Di tengah keheningan perbincangan—sebab mereka tengah melakukan acara belajar (yang jatuhnya lebih ke individu daripada bersama), Izuku mengangkat pembicaraan sambil menutup buku. Biasanya ia akan membaca sambil menggenggam hand grip, tapi kali ini fokusnya terpecah dua antara belajar dan 'membuat nyaman' Shouto.

"Hm?" Shouto turut mengakhiri acara belajar (bagian pertama), "Ingin jalan-jalan? Atau latihan fisik?"

'Cepat sekali!?' Izuku melotot kaget. Bukan hal yang mengagetkan, sebenarnya, toh mereka berdua juga bingung ingin berbasa-basi bagaimana lagi.

"Bagaimana kalau kita latihan fisik saja? Akan kuajak kamu ke tempat berlatih favoritku!"

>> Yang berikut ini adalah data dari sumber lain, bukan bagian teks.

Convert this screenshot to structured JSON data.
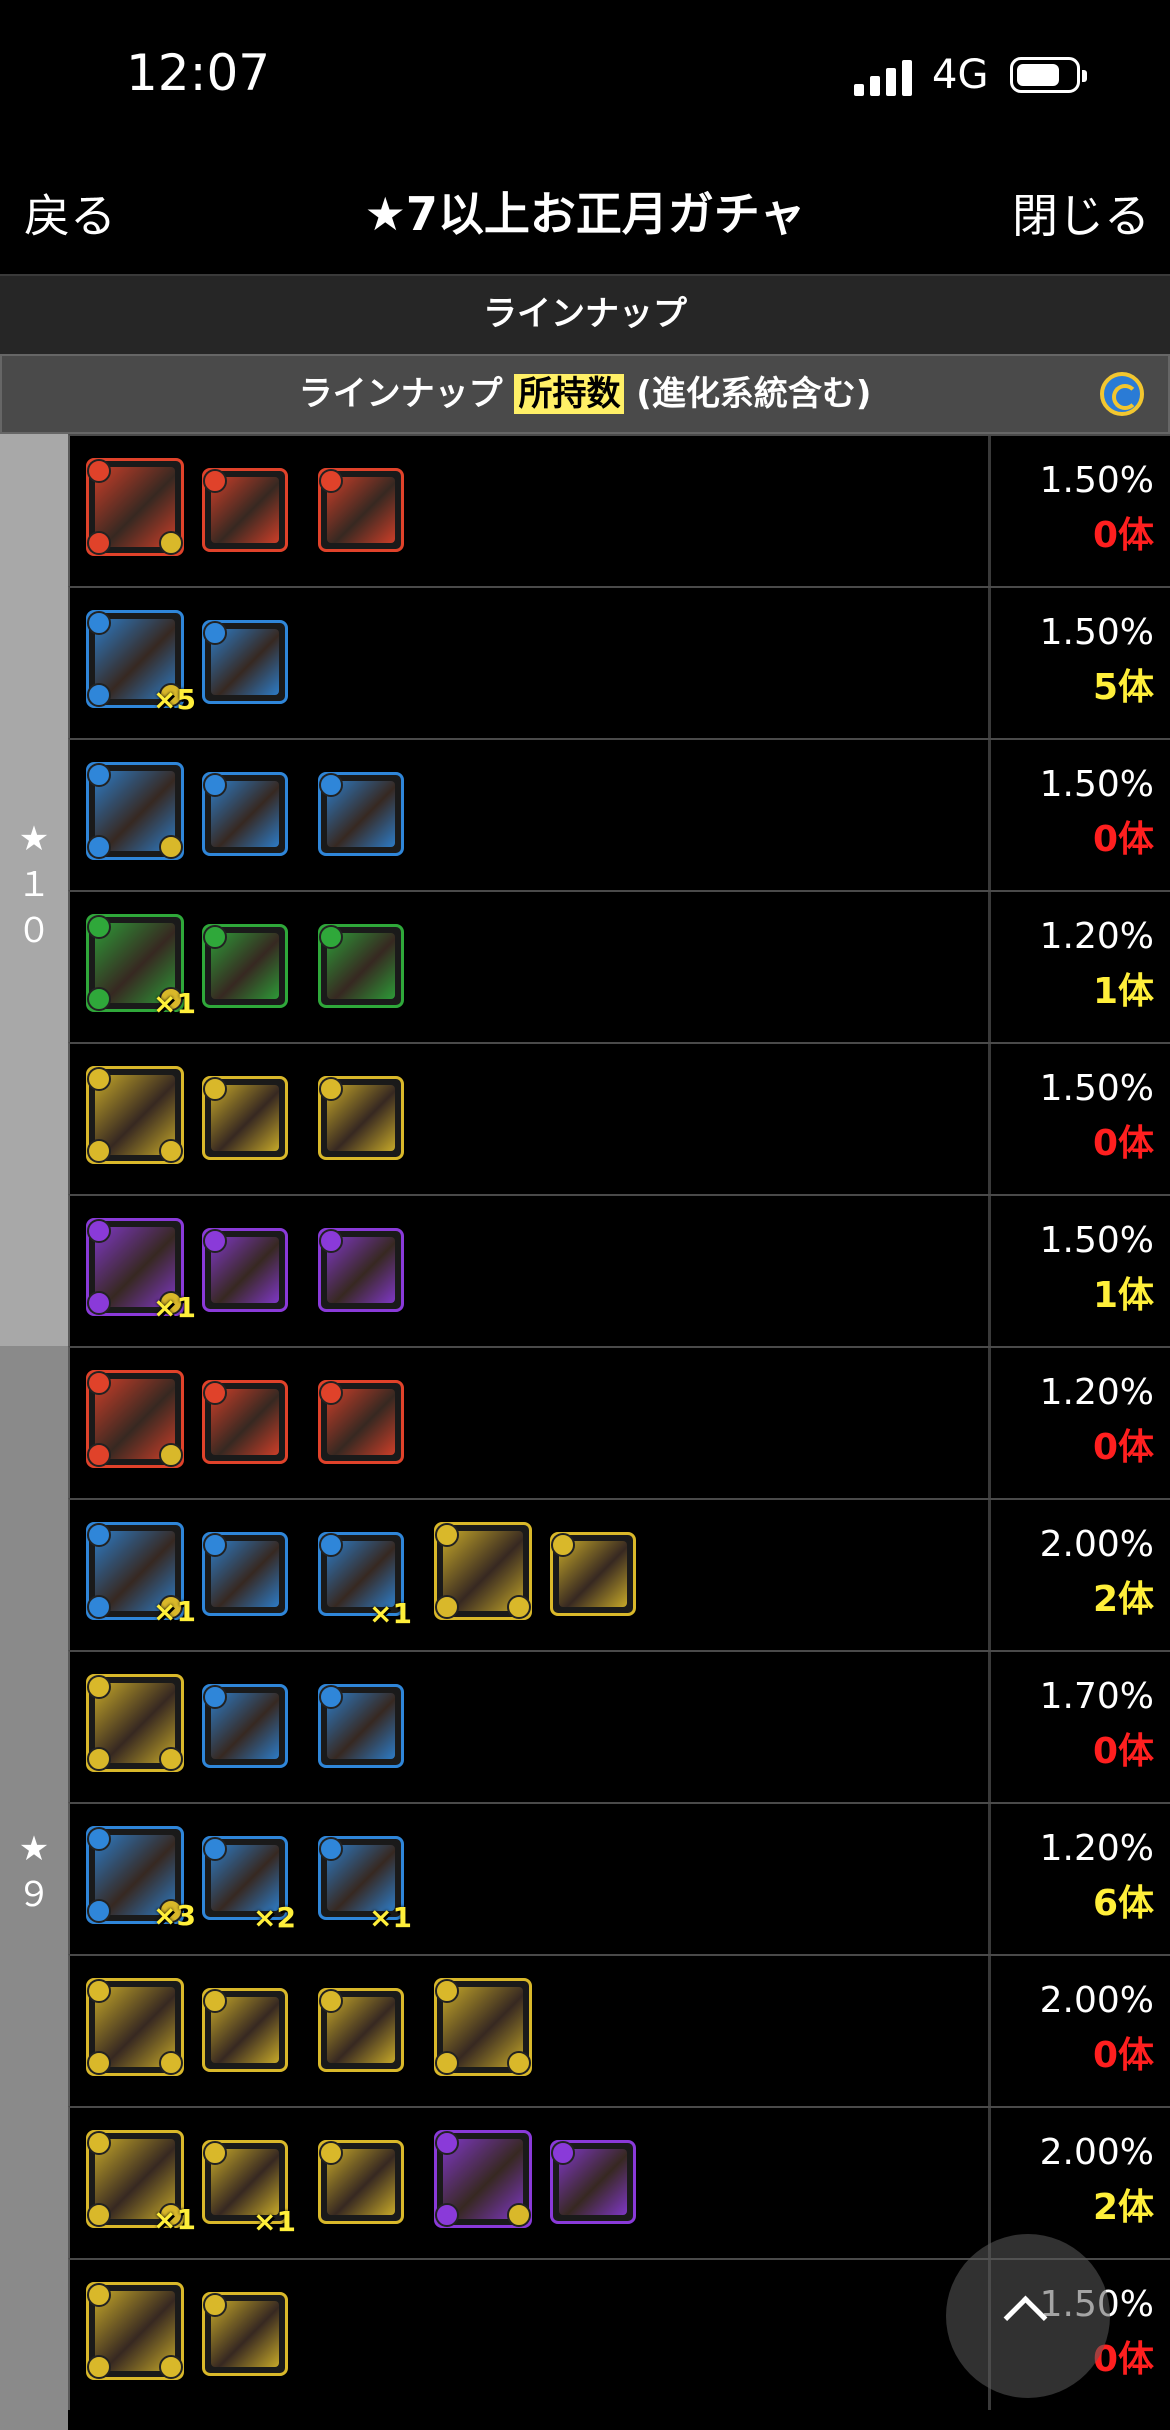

Lima jam kemudian, Shouto dan Izuku pulang dalam kondisi babak belur. Inko hampir pingsan melihat pakaian Izuku sobek banyak, begitu pula dengan Shouto. Kenapa kalian bertengkaaar!? Suara parau ibu Izuku membuat mereka berdua terbahak bersama.


.

.

.


Dini hari yang membuat Izuku menggeliat, matanya terbuka lebar melihat tidak ada Shouto di kamarnya. (Sebenarnya, kala Shouto memasuki ruangan ini, Izuku sudah meminimalisir barang-barang wibu All Might demi kenyamanan bersama—atau sepihak.)

Izuku tidak jadi beranjak dari kasur mengetahui Shouto telah kembali ke kamar. Pencahayaan remang-remang begini entah kenapa menambah kesan tampan pada wajah Shouto, atau memang Izuku yang masih terbangun dengan setengah nyawa?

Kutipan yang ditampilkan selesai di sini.